つまり、孔雀ティッシュを食い物にしていた。
その後、孔雀ティッシュは、テレビコマーシャルに後押しされ、業績は更に上昇した。
実は、テレビコマーシャルを提案したのは、雁矢専務だった。
そして、露骨に孔雀ティッシュから搾取が始まった。
鶴見課長は、それを阻止しようとしていた。
しかし、元々、強引な手口で新規採用手数料を取り入れているので、少々の事では、阻止出来ない。
そんな時、梟旗課長が、役職定年して二年目、何故か孔雀ティッシュの部長として転籍した。
梟旗さんは、鶴見課長の二年先輩だ。
高校時代から、顔見知りだ。
だからなのか。
鶴見課長は、梟旗さんを巻き込もうと思ったのかもしれない。
しかし、梟旗さんは、鶴見課長が計画を打ち明ける前に断った。
梟旗さんは、鶴見課長が話しを持ち掛ける内容を察知したらしい。
愚直な梟旗さんは、戦うのであれば、正面から対決すべき。

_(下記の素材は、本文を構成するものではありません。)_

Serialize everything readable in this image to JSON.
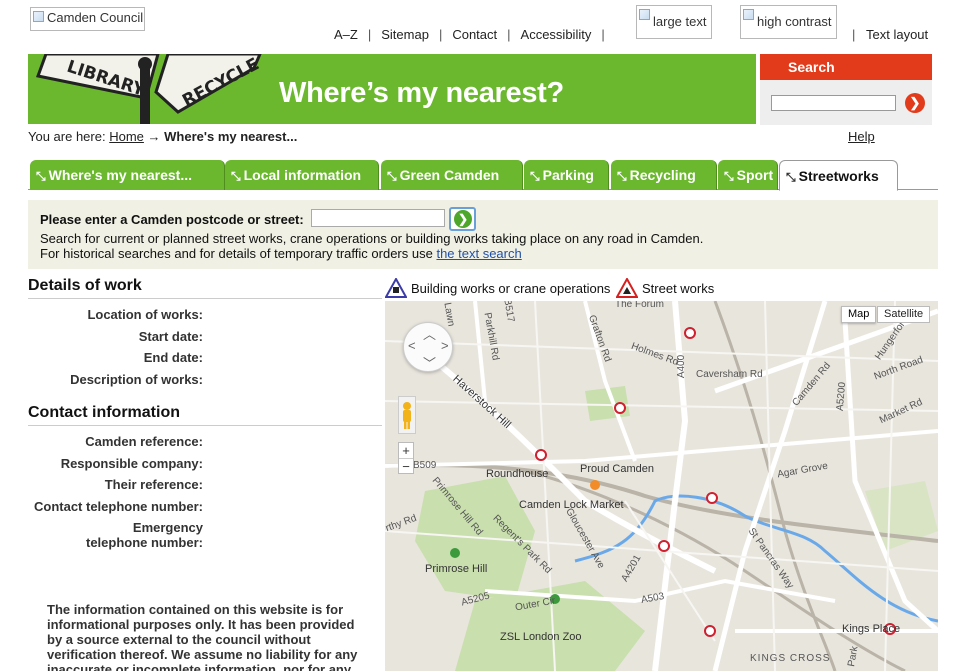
{
  "header": {
    "logo_alt": "Camden Council",
    "util_links": [
      "A–Z",
      "Sitemap",
      "Contact",
      "Accessibility"
    ],
    "large_text_alt": "large text",
    "high_contrast_alt": "high contrast",
    "text_layout": "Text layout"
  },
  "banner": {
    "sign_words": [
      "LIBRARY",
      "RECYCLE"
    ],
    "title": "Where’s my nearest?"
  },
  "search": {
    "heading": "Search",
    "placeholder": "",
    "go_glyph": "❯"
  },
  "breadcrumb": {
    "prefix": "You are here:",
    "home": "Home",
    "arrow": "→",
    "current": "Where's my nearest..."
  },
  "help": "Help",
  "tabs": [
    {
      "label": "Where's my nearest...",
      "active": false
    },
    {
      "label": "Local information",
      "active": false
    },
    {
      "label": "Green Camden",
      "active": false
    },
    {
      "label": "Parking",
      "active": false
    },
    {
      "label": "Recycling",
      "active": false
    },
    {
      "label": "Sport",
      "active": false
    },
    {
      "label": "Streetworks",
      "active": true
    }
  ],
  "postcode": {
    "label": "Please enter a Camden postcode or street:",
    "value": "",
    "desc1": "Search for current or planned street works, crane operations or building works taking place on any road in Camden.",
    "desc2_prefix": "For historical searches and for details of temporary traffic orders use",
    "desc2_link": "the text search"
  },
  "details": {
    "title": "Details of work",
    "fields": [
      "Location of works:",
      "Start date:",
      "End date:",
      "Description of works:"
    ]
  },
  "contact": {
    "title": "Contact information",
    "fields": [
      "Camden reference:",
      "Responsible company:",
      "Their reference:",
      "Contact telephone number:",
      "Emergency telephone number:"
    ]
  },
  "disclaimer": "The information contained on this website is for informational purposes only. It has been provided by a source external to the council without verification thereof. We assume no liability for any inaccurate or incomplete information, nor for any",
  "legend": {
    "building": "Building works or crane operations",
    "street": "Street works",
    "colors": {
      "building": "#3c3ca8",
      "street": "#d62020"
    }
  },
  "map": {
    "type_map": "Map",
    "type_satellite": "Satellite",
    "zoom_in": "+",
    "zoom_out": "−",
    "labels": [
      "The Forum",
      "Parkhill Rd",
      "B517",
      "Grafton Rd",
      "Holmes Rd",
      "Caversham Rd",
      "A400",
      "Haverstock Hill",
      "Camden Rd",
      "North Road",
      "Hungerford",
      "A5200",
      "Market Rd",
      "B509",
      "Roundhouse",
      "Proud Camden",
      "Agar Grove",
      "Camden Lock Market",
      "Primrose Hill Rd",
      "Regent's Park Rd",
      "Gloucester Ave",
      "A4201",
      "St Pancras Way",
      "Primrose Hill",
      "A5205",
      "Outer Cir",
      "A503",
      "ZSL London Zoo",
      "Kings Place",
      "KINGS CROSS",
      "Lawn",
      "rthy Rd",
      "Park"
    ]
  },
  "colors": {
    "brand_green": "#6bb82f",
    "search_red": "#e23b1b",
    "panel_bg": "#f0f0e4",
    "link_blue": "#1f4fa8"
  }
}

と考えたそうだ。
直接、梟旗さんから聞いた。
ただ、梟旗さんは、どうしても、やるんだったら。と一つ提案した。
孔雀ティッシュは、社名の通り、ティッシュが、主力商品だ。
だから、新規採用手数料をティッシュ以外の商品に適用する。と云った。
そうすれば、更に孔雀ティッシュは業績を上げるだろう。
更に、新規採用手数料のリスト改ざんの阻止を徹底的に実行する。
孔雀ティッシュから、手を引かざるを得なくする。
と、あくまでも、愚直な提案だった。
そして、雁谷常務が、梟旗さんから、鶴見課長の意志を聞いて接触を始めた。
梟旗さんは、直接、雁谷常務と話しをした事が無かった。
しかし、そのままでは、万一、鶴見課長に何かあった時、取り返しがつかない。
特に、何も考えずに、雁谷常務に伝えたのだ。
以来、鶴見課長と雁谷常務は、協力関係にある。
まさか、鶴見課長が、雁谷常務に着いていたとは思わなかった。
鶴見課長は、雁谷常務に協力して、雁矢副社長の秘書として、雁矢専務の動向を探っていたのだ。
と云っても、雁矢家も雁谷家も、元々は同族の筈なのだが。
本家か分家かの争いは、二百年前から続いているようだ。
古臭いというか、根深いというか、従業員としては、釈然としない。
鵜川は、雁矢専務の動向を鷹山と雁谷常務に伝えていた。
鷹山は、鶴見課長のつなぎ役だったそうだ。
おそらく、鷹山は、鶴見課長から、鷲尾の転落死の情報を得たのだろう。
鷹山が不用意に「時鳥」で、その情報を喋ろうとした。
ただ、その内容は、分からない。
鵜川は、本当に、知っていたのだろうか。
「時鳥」には、雁矢専務に通じた人間が居たのだろう。
怪しのは、雲雀運輸の鳶田くらいだ。
謎は多い。
どうやって、「時鳥」で鷹山が、喋ろうとした事を即座に知り得たのだろうか。
鵜川が殺害された後、鶴見課長は疑われたのだろうか。
鷹山も鵜川も、殺されてしまった。
後は、鶴見課長だけかもしれない。
鷲尾が、転落死した真相を知っているのは。
鳩井は、ふと思った。
鷹山も、鵜川も、知っていたのだろうか。
最初っから鳩井は、東京本社へ配属が決まっていたのか。
それとも、鷲尾の代わりだったのか。